Ein süßes Klingeln erfüllte die kühle Sommernacht wie eine erste Schneeflocke im Winter.
Er ließ das Buch langsam zu Boden sinken. Er stand auf. Ein zuversichtliches Lächeln auf den Lippen tragend.
Des Herzens Bassseite spielte neue Melodien. Sie schmerzten; sie heilten; sie brüllten.
Seine Beine trugen ihn an den Betten seiner Brüder vorbei, ließen ihn zwischen den Koffern umherzischen.
Die unmittelbare Nähe eines anderen schien immer realer zu werden.
Er erreichte das Fenster, sah die hellen Sterne und seine Hand ruhte auf der kalten, gläsernen Oberfläche.

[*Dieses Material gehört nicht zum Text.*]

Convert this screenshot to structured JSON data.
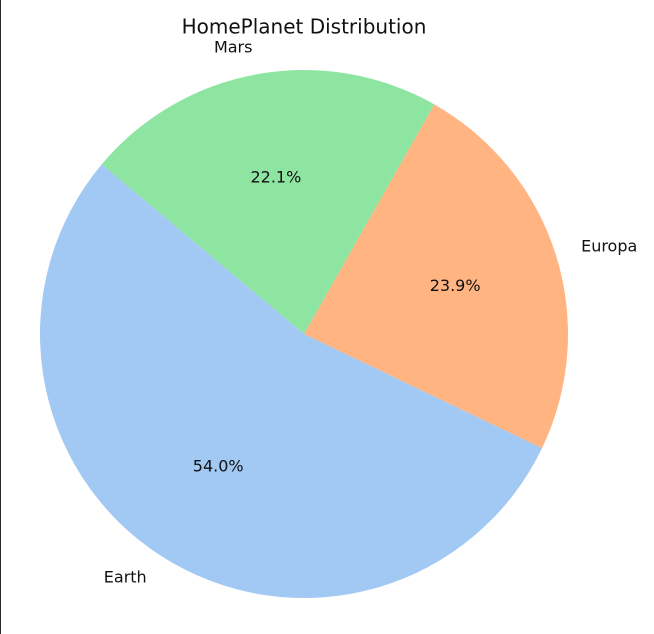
{
  "chart_data": {
    "type": "pie",
    "title": "HomePlanet Distribution",
    "slices": [
      {
        "label": "Earth",
        "value": 54.0,
        "pct_label": "54.0%",
        "color": "#a1c9f4"
      },
      {
        "label": "Europa",
        "value": 23.9,
        "pct_label": "23.9%",
        "color": "#ffb482"
      },
      {
        "label": "Mars",
        "value": 22.1,
        "pct_label": "22.1%",
        "color": "#8de5a1"
      }
    ],
    "start_angle_deg": 140,
    "direction": "counterclockwise",
    "aspect": "equal"
  }
}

Sie sahen einander nicht, spürten allerdings die Verbundenheit, die sie trotz der vielen Kilometer zwischen ihnen zusammenschweißte. Und doch...waren sie sich näher als sonst und ihre Herzen versuchten, das jeweils andere endlich zu erreichen.
Und Feliciano lächelte breiter; kleine Tränen sprossen aus seinen Augenwinkeln und er verstand endlich, was sein Herz - seine Seele - von ihm verlangte.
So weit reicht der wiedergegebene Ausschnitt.